No more than twenty minutes into my flight I learned that those landmarks that looked so clear on the map bore no resemblance to what I was seeing as I looked down from my ever changing vantage point 2,500 feet above them. The fog of fear began seeping up from the floorboards of the cockpit. “Am I lost?” “Is that the river that seemed so prominent on the chart?” “What happens if I don’t find Van Wert?” “I’m going to run out of fuel soon and crash in one of those fields.” The thoughts of sailors in Columbus’ time were now mine; an irrational feeling that I could just “fall off the face of the earth.” And like fog on a damp night, it grew. Five or ten minutes after missing a check point fear demanded action.
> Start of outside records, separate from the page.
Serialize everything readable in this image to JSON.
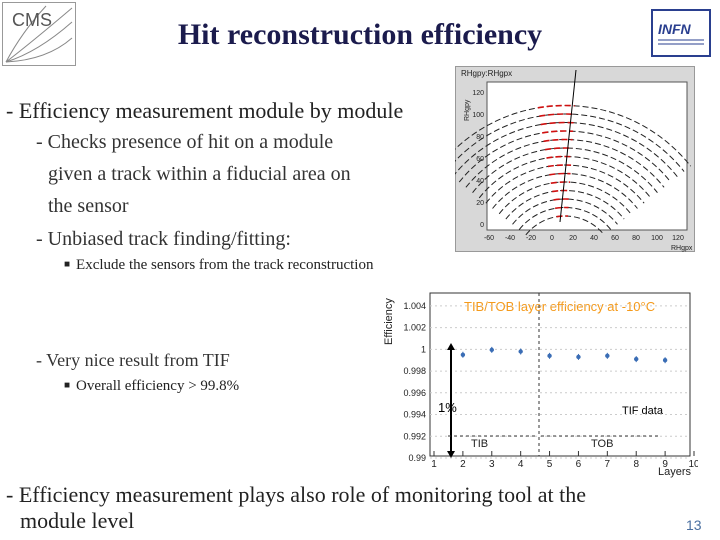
{
  "slide": {
    "title": "Hit reconstruction efficiency",
    "page_number": "13",
    "bullets": {
      "b1": "- Efficiency measurement module by module",
      "b1a": "- Checks presence of hit on a module",
      "b1a_cont1": "given a track within a fiducial area on",
      "b1a_cont2": "the sensor",
      "b1b": "- Unbiased track finding/fitting:",
      "b1b_sub": "Exclude the sensors from the track reconstruction",
      "b2": "- Very nice result from TIF",
      "b2_sub": "Overall efficiency > 99.8%",
      "b3": "- Efficiency measurement plays also role of monitoring tool at the",
      "b3_cont": "module level"
    },
    "logos": {
      "cms": "CMS",
      "infn": "INFN"
    }
  },
  "hitmap": {
    "label": "RHgpy:RHgpx",
    "ylabel": "RHgpy",
    "xlabel": "RHgpx",
    "x_ticks": [
      "-60",
      "-40",
      "-20",
      "0",
      "20",
      "40",
      "60",
      "80",
      "100",
      "120"
    ],
    "y_ticks": [
      "0",
      "20",
      "40",
      "60",
      "80",
      "100",
      "120"
    ]
  },
  "chart_data": {
    "type": "scatter",
    "title": "TIB/TOB layer efficiency at -10°C",
    "ylabel": "Efficiency",
    "xlabel": "Layers",
    "xlim": [
      1,
      10
    ],
    "ylim": [
      0.99,
      1.005
    ],
    "x_ticks": [
      "1",
      "2",
      "3",
      "4",
      "5",
      "6",
      "7",
      "8",
      "9",
      "10"
    ],
    "y_ticks": [
      "0.99",
      "0.992",
      "0.994",
      "0.996",
      "0.998",
      "1",
      "1.002",
      "1.004"
    ],
    "x": [
      2,
      3,
      4,
      5,
      6,
      7,
      8,
      9
    ],
    "y": [
      0.9995,
      0.99995,
      0.9998,
      0.9994,
      0.9993,
      0.9994,
      0.9991,
      0.999
    ],
    "annotations": {
      "scale": "1%",
      "source": "TIF data",
      "region_left": "TIB",
      "region_right": "TOB"
    }
  }
}
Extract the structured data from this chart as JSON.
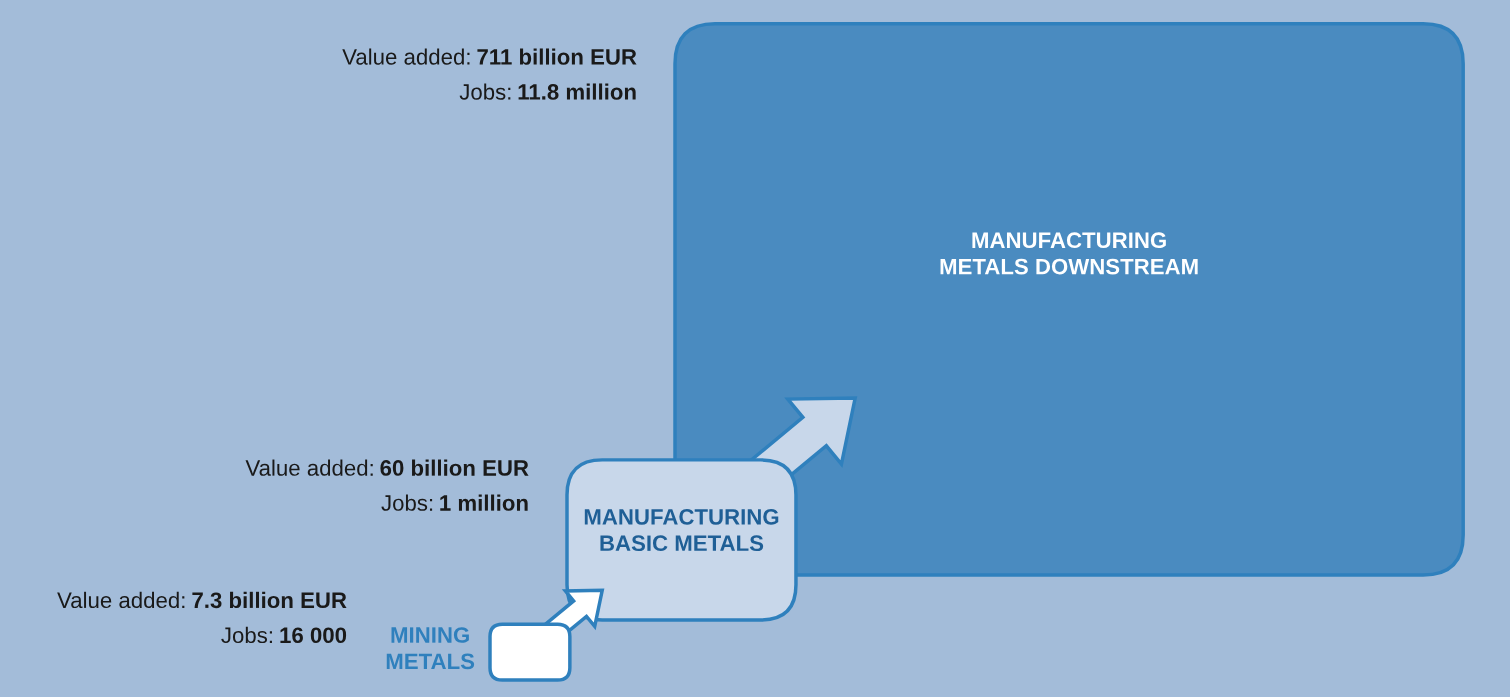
{
  "chart_data": {
    "type": "other",
    "categories": [
      "MINING\nMETALS",
      "MANUFACTURING\nBASIC METALS",
      "MANUFACTURING\nMETALS DOWNSTREAM"
    ],
    "series": [
      {
        "name": "Value added:",
        "values": [
          7.3,
          60,
          711
        ],
        "value_labels": [
          "7.3 billion EUR",
          "60 billion EUR",
          "711 billion EUR"
        ]
      },
      {
        "name": "Jobs:",
        "values": [
          null,
          null,
          null
        ],
        "value_labels": [
          "16 000",
          "1 million",
          "11.8 million"
        ]
      }
    ],
    "colors": [
      "#ffffff",
      "#c8d7ea",
      "#4a8bc0"
    ]
  }
}
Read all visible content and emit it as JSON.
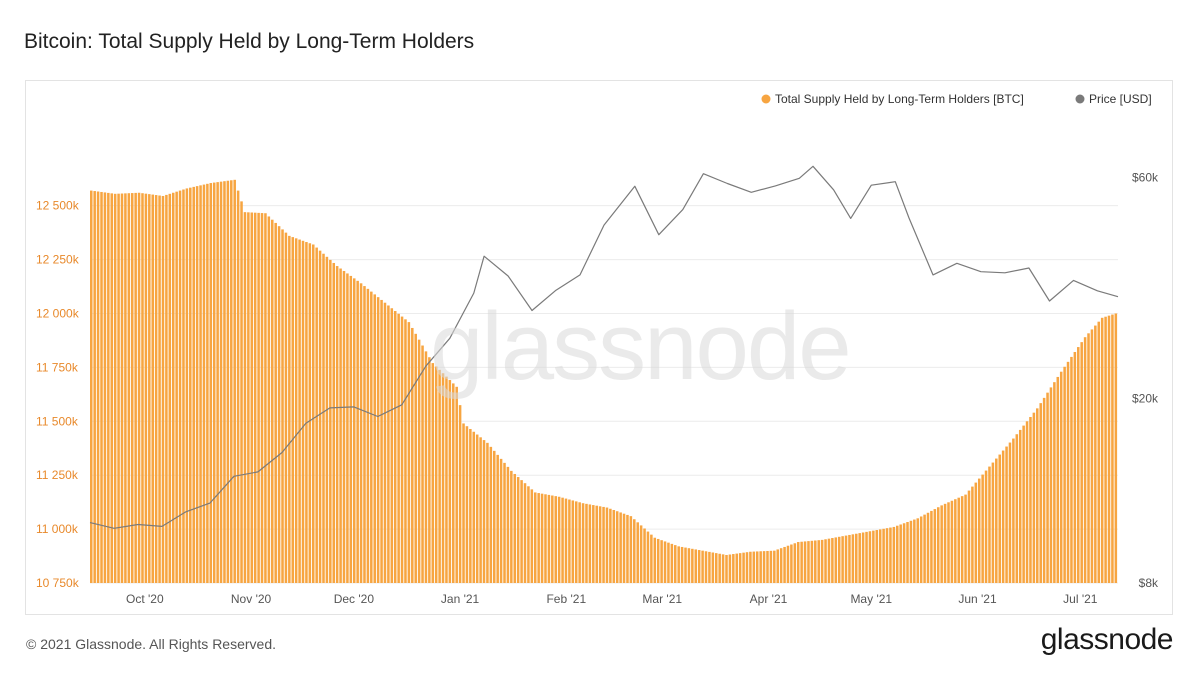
{
  "header": {
    "title": "Bitcoin: Total Supply Held by Long-Term Holders"
  },
  "footer": {
    "copyright": "© 2021 Glassnode. All Rights Reserved."
  },
  "brand": {
    "logo_text": "glassnode",
    "watermark_text": "glassnode"
  },
  "chart_data": {
    "type": "bar",
    "title": "Bitcoin: Total Supply Held by Long-Term Holders",
    "x_range": [
      "2020-09-15",
      "2021-07-12"
    ],
    "x_ticks": [
      {
        "date": "2020-10-01",
        "label": "Oct '20"
      },
      {
        "date": "2020-11-01",
        "label": "Nov '20"
      },
      {
        "date": "2020-12-01",
        "label": "Dec '20"
      },
      {
        "date": "2021-01-01",
        "label": "Jan '21"
      },
      {
        "date": "2021-02-01",
        "label": "Feb '21"
      },
      {
        "date": "2021-03-01",
        "label": "Mar '21"
      },
      {
        "date": "2021-04-01",
        "label": "Apr '21"
      },
      {
        "date": "2021-05-01",
        "label": "May '21"
      },
      {
        "date": "2021-06-01",
        "label": "Jun '21"
      },
      {
        "date": "2021-07-01",
        "label": "Jul '21"
      }
    ],
    "y_left": {
      "unit": "BTC",
      "range": [
        10750000,
        12800000
      ],
      "ticks": [
        {
          "value": 10750000,
          "label": "10 750k"
        },
        {
          "value": 11000000,
          "label": "11 000k"
        },
        {
          "value": 11250000,
          "label": "11 250k"
        },
        {
          "value": 11500000,
          "label": "11 500k"
        },
        {
          "value": 11750000,
          "label": "11 750k"
        },
        {
          "value": 12000000,
          "label": "12 000k"
        },
        {
          "value": 12250000,
          "label": "12 250k"
        },
        {
          "value": 12500000,
          "label": "12 500k"
        }
      ]
    },
    "y_right": {
      "unit": "USD",
      "scale": "log",
      "range": [
        8000,
        72000
      ],
      "ticks": [
        {
          "value": 8000,
          "label": "$8k"
        },
        {
          "value": 20000,
          "label": "$20k"
        },
        {
          "value": 60000,
          "label": "$60k"
        }
      ]
    },
    "grid": "horizontal",
    "legend_position": "top-right",
    "colors": {
      "supply": "#f7a541",
      "price": "#7a7a7a",
      "axis_text_left": "#e8892b",
      "axis_text_right": "#555555"
    },
    "series": [
      {
        "name": "Total Supply Held by Long-Term Holders [BTC]",
        "type": "bar",
        "axis": "left",
        "color": "#f7a541",
        "points": [
          [
            "2020-09-15",
            12570000
          ],
          [
            "2020-09-22",
            12555000
          ],
          [
            "2020-09-29",
            12560000
          ],
          [
            "2020-10-06",
            12545000
          ],
          [
            "2020-10-13",
            12580000
          ],
          [
            "2020-10-20",
            12605000
          ],
          [
            "2020-10-27",
            12620000
          ],
          [
            "2020-10-30",
            12470000
          ],
          [
            "2020-11-05",
            12465000
          ],
          [
            "2020-11-12",
            12360000
          ],
          [
            "2020-11-19",
            12320000
          ],
          [
            "2020-11-26",
            12220000
          ],
          [
            "2020-12-03",
            12140000
          ],
          [
            "2020-12-10",
            12050000
          ],
          [
            "2020-12-17",
            11960000
          ],
          [
            "2020-12-24",
            11770000
          ],
          [
            "2020-12-31",
            11660000
          ],
          [
            "2021-01-02",
            11490000
          ],
          [
            "2021-01-09",
            11400000
          ],
          [
            "2021-01-16",
            11270000
          ],
          [
            "2021-01-23",
            11170000
          ],
          [
            "2021-01-30",
            11150000
          ],
          [
            "2021-02-06",
            11120000
          ],
          [
            "2021-02-13",
            11100000
          ],
          [
            "2021-02-20",
            11060000
          ],
          [
            "2021-02-27",
            10960000
          ],
          [
            "2021-03-06",
            10920000
          ],
          [
            "2021-03-13",
            10900000
          ],
          [
            "2021-03-20",
            10880000
          ],
          [
            "2021-03-27",
            10895000
          ],
          [
            "2021-04-03",
            10900000
          ],
          [
            "2021-04-10",
            10940000
          ],
          [
            "2021-04-17",
            10950000
          ],
          [
            "2021-04-24",
            10970000
          ],
          [
            "2021-05-01",
            10990000
          ],
          [
            "2021-05-08",
            11010000
          ],
          [
            "2021-05-15",
            11050000
          ],
          [
            "2021-05-22",
            11110000
          ],
          [
            "2021-05-29",
            11160000
          ],
          [
            "2021-06-05",
            11290000
          ],
          [
            "2021-06-12",
            11420000
          ],
          [
            "2021-06-19",
            11560000
          ],
          [
            "2021-06-26",
            11730000
          ],
          [
            "2021-07-03",
            11890000
          ],
          [
            "2021-07-08",
            11980000
          ],
          [
            "2021-07-12",
            12000000
          ]
        ]
      },
      {
        "name": "Price [USD]",
        "type": "line",
        "axis": "right",
        "color": "#7a7a7a",
        "points": [
          [
            "2020-09-15",
            10800
          ],
          [
            "2020-09-22",
            10500
          ],
          [
            "2020-09-29",
            10700
          ],
          [
            "2020-10-06",
            10600
          ],
          [
            "2020-10-13",
            11400
          ],
          [
            "2020-10-20",
            11900
          ],
          [
            "2020-10-27",
            13600
          ],
          [
            "2020-11-03",
            13900
          ],
          [
            "2020-11-10",
            15300
          ],
          [
            "2020-11-17",
            17700
          ],
          [
            "2020-11-24",
            19100
          ],
          [
            "2020-12-01",
            19200
          ],
          [
            "2020-12-08",
            18300
          ],
          [
            "2020-12-15",
            19400
          ],
          [
            "2020-12-22",
            23500
          ],
          [
            "2020-12-29",
            27000
          ],
          [
            "2021-01-05",
            33800
          ],
          [
            "2021-01-08",
            40600
          ],
          [
            "2021-01-15",
            36800
          ],
          [
            "2021-01-22",
            31000
          ],
          [
            "2021-01-29",
            34300
          ],
          [
            "2021-02-05",
            37000
          ],
          [
            "2021-02-12",
            47400
          ],
          [
            "2021-02-21",
            57500
          ],
          [
            "2021-02-28",
            45200
          ],
          [
            "2021-03-07",
            51200
          ],
          [
            "2021-03-13",
            61200
          ],
          [
            "2021-03-20",
            58300
          ],
          [
            "2021-03-27",
            55800
          ],
          [
            "2021-04-03",
            57600
          ],
          [
            "2021-04-10",
            59800
          ],
          [
            "2021-04-14",
            63500
          ],
          [
            "2021-04-20",
            56500
          ],
          [
            "2021-04-25",
            49000
          ],
          [
            "2021-05-01",
            57800
          ],
          [
            "2021-05-08",
            58800
          ],
          [
            "2021-05-12",
            49100
          ],
          [
            "2021-05-19",
            37000
          ],
          [
            "2021-05-26",
            39200
          ],
          [
            "2021-06-02",
            37600
          ],
          [
            "2021-06-09",
            37400
          ],
          [
            "2021-06-16",
            38300
          ],
          [
            "2021-06-22",
            32500
          ],
          [
            "2021-06-29",
            36000
          ],
          [
            "2021-07-06",
            34200
          ],
          [
            "2021-07-12",
            33200
          ]
        ]
      }
    ]
  }
}
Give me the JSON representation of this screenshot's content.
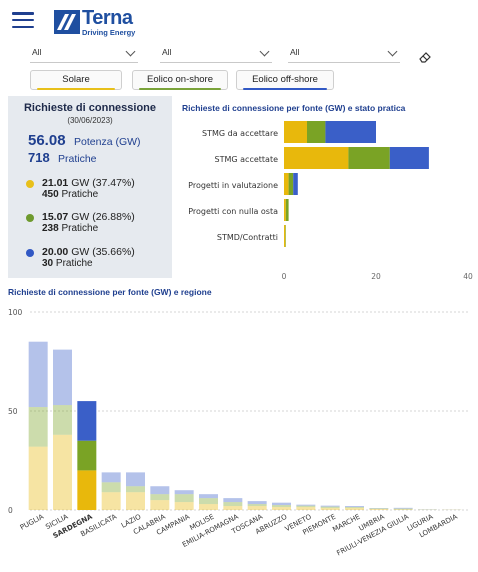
{
  "brand": {
    "name": "Terna",
    "tagline": "Driving Energy"
  },
  "filters": [
    {
      "value": "All"
    },
    {
      "value": "All"
    },
    {
      "value": "All"
    }
  ],
  "tabs": [
    {
      "label": "Solare",
      "color": "#e8c01a"
    },
    {
      "label": "Eolico on-shore",
      "color": "#7aa33a"
    },
    {
      "label": "Eolico off-shore",
      "color": "#3158c4"
    }
  ],
  "kpi": {
    "title": "Richieste di connessione",
    "date": "(30/06/2023)",
    "total_gw": "56.08",
    "total_gw_label": "Potenza (GW)",
    "total_pratiche": "718",
    "total_pratiche_label": "Pratiche",
    "sources": [
      {
        "gw": "21.01",
        "gw_text": "GW (37.47%)",
        "pratiche": "450",
        "pratiche_label": "Pratiche",
        "color": "#e8c01a"
      },
      {
        "gw": "15.07",
        "gw_text": "GW (26.88%)",
        "pratiche": "238",
        "pratiche_label": "Pratiche",
        "color": "#6e9a2e"
      },
      {
        "gw": "20.00",
        "gw_text": "GW (35.66%)",
        "pratiche": "30",
        "pratiche_label": "Pratiche",
        "color": "#3158c4"
      }
    ]
  },
  "colors": {
    "solare": "#e8b80c",
    "onshore": "#7aa325",
    "offshore": "#3a5fc8"
  },
  "chart_data": [
    {
      "type": "bar",
      "orientation": "horizontal",
      "stacked": true,
      "title": "Richieste di connessione per fonte (GW) e stato pratica",
      "categories": [
        "STMG da accettare",
        "STMG accettate",
        "Progetti in valutazione",
        "Progetti con nulla osta",
        "STMD/Contratti"
      ],
      "series": [
        {
          "values": [
            5.0,
            14.0,
            1.0,
            0.4,
            0.3
          ]
        },
        {
          "values": [
            4.0,
            9.0,
            1.0,
            0.6,
            0.1
          ]
        },
        {
          "values": [
            11.0,
            8.5,
            1.0,
            0.0,
            0.0
          ]
        }
      ],
      "xlim": [
        0,
        40
      ],
      "xticks": [
        0,
        20,
        40
      ],
      "grid": false
    },
    {
      "type": "bar",
      "stacked": true,
      "title": "Richieste di connessione per fonte (GW) e regione",
      "categories": [
        "PUGLIA",
        "SICILIA",
        "SARDEGNA",
        "BASILICATA",
        "LAZIO",
        "CALABRIA",
        "CAMPANIA",
        "MOLISE",
        "EMILIA-ROMAGNA",
        "TOSCANA",
        "ABRUZZO",
        "VENETO",
        "PIEMONTE",
        "MARCHE",
        "UMBRIA",
        "FRIULI-VENEZIA GIULIA",
        "LIGURIA",
        "LOMBARDIA"
      ],
      "highlighted": "SARDEGNA",
      "series": [
        {
          "values": [
            32,
            38,
            20,
            9,
            9,
            5,
            4,
            3,
            2,
            2,
            1.5,
            1.5,
            1,
            1,
            0.5,
            0.3,
            0.1,
            0.1
          ]
        },
        {
          "values": [
            20,
            15,
            15,
            5,
            3,
            3,
            4,
            3,
            2,
            1,
            1,
            0.7,
            0.7,
            0.5,
            0.3,
            0.4,
            0.1,
            0.05
          ]
        },
        {
          "values": [
            33,
            28,
            20,
            5,
            7,
            4,
            2,
            2,
            2,
            1.5,
            1.2,
            0.5,
            0.5,
            0.5,
            0.2,
            0.4,
            0.1,
            0.05
          ]
        }
      ],
      "ylim": [
        0,
        100
      ],
      "yticks": [
        0,
        50,
        100
      ],
      "grid": true
    }
  ]
}
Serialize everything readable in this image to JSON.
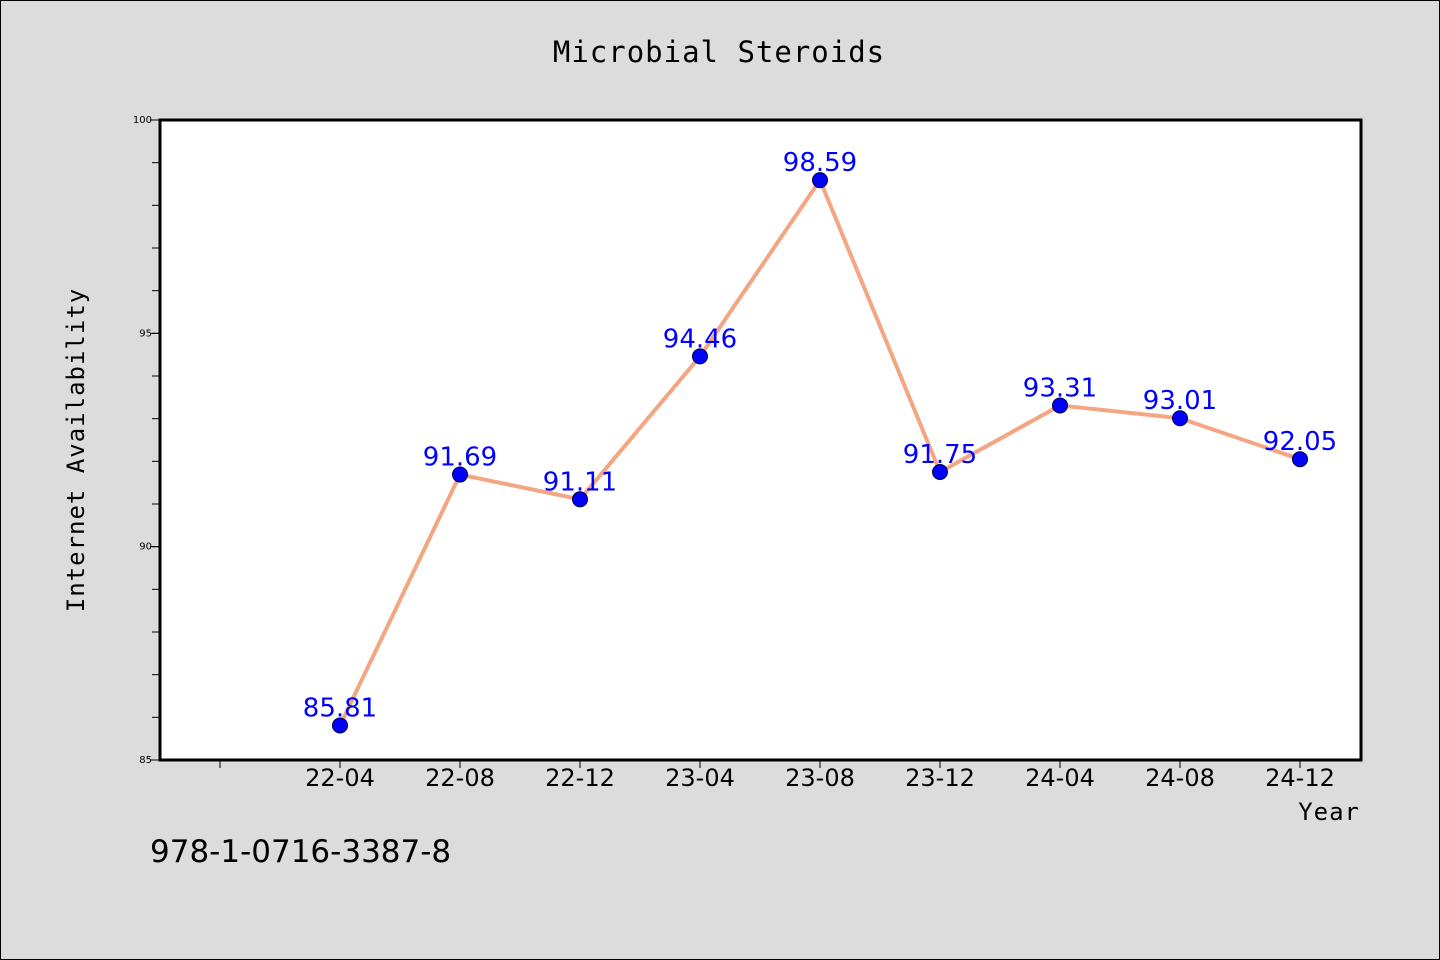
{
  "chart_data": {
    "type": "line",
    "title": "Microbial Steroids",
    "xlabel": "Year",
    "ylabel": "Internet Availability",
    "categories": [
      "22-04",
      "22-08",
      "22-12",
      "23-04",
      "23-08",
      "23-12",
      "24-04",
      "24-08",
      "24-12"
    ],
    "series": [
      {
        "values": [
          85.81,
          91.69,
          91.11,
          94.46,
          98.59,
          91.75,
          93.31,
          93.01,
          92.05
        ],
        "data_labels": [
          "85.81",
          "91.69",
          "91.11",
          "94.46",
          "98.59",
          "91.75",
          "93.31",
          "93.01",
          "92.05"
        ]
      }
    ],
    "ylim": [
      85,
      100
    ],
    "y_ticks": [
      "85",
      "90",
      "95",
      "100"
    ],
    "y_minor_step": 1,
    "grid": false,
    "colors": {
      "line": "#f4a582",
      "marker": "#0000ff",
      "label": "#0000ff",
      "plot_bg": "#ffffff",
      "page_bg": "#dcdcdc"
    }
  },
  "footer": {
    "isbn": "978-1-0716-3387-8"
  }
}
Then I saw it! Through my propeller a tiny Ohio town loomed ahead. Most small towns have water towers that have the town’s name painted on them, I thought. My small town upbringing had taught me that. Into the sea of my anxiety fate had thrown me a life preserver. And there it was - standing practically in the middle of town on four legs – the towns water tower. In violation of the regulation that a pilot should never fly lower than 1,000 feet above an inhabited area I swooped down, drew close to that beacon of hope and began circling it. “WHAT?? NO NAME?? Where is this town’s pride!” I circled it again to be sure, but it was true; a town with no name on its water tower.
Now in the seat where my trusted Flight Instructor had taught me to fly, Fear settled in and cinched her seatbelt tightly. I drew the nose up and once again pointed it in the direction my planning had said would take me to Van Wert. Many thousands of shallow breaths and rapid beats of my heart later another small town rose up from the horizon dead ahead. Salvation! It was Van Wert, and there on its westerly edge was a long strip of asphalt with familiar looking buildings lined up alongside it. I had done it! I had completed the outward bound leg of my first solo cross country flight.
I knew now that the return trip would be only a matter of following my flight plan. I landed, tied my plane down in front of the FBO’s (Fixed Base Operator) office and swaggered in with my nose held high. I, by God, was a cross country qualified pilot. But my only audience was a bored-looking desk pilot so I guzzled down a “Coke” and a candy bar and walked back to my airplane much taller and lighter on my feet than I had been when I approached it only an hour or so earlier.
I didn’t know and probably wouldn’t have cared that awaiting me over the next decade were dozens of times when fear would try to win the battle for possession of my mind. Perhaps the time would come when it would win, but that wouldn’t be today. Today . . . I was a pilot.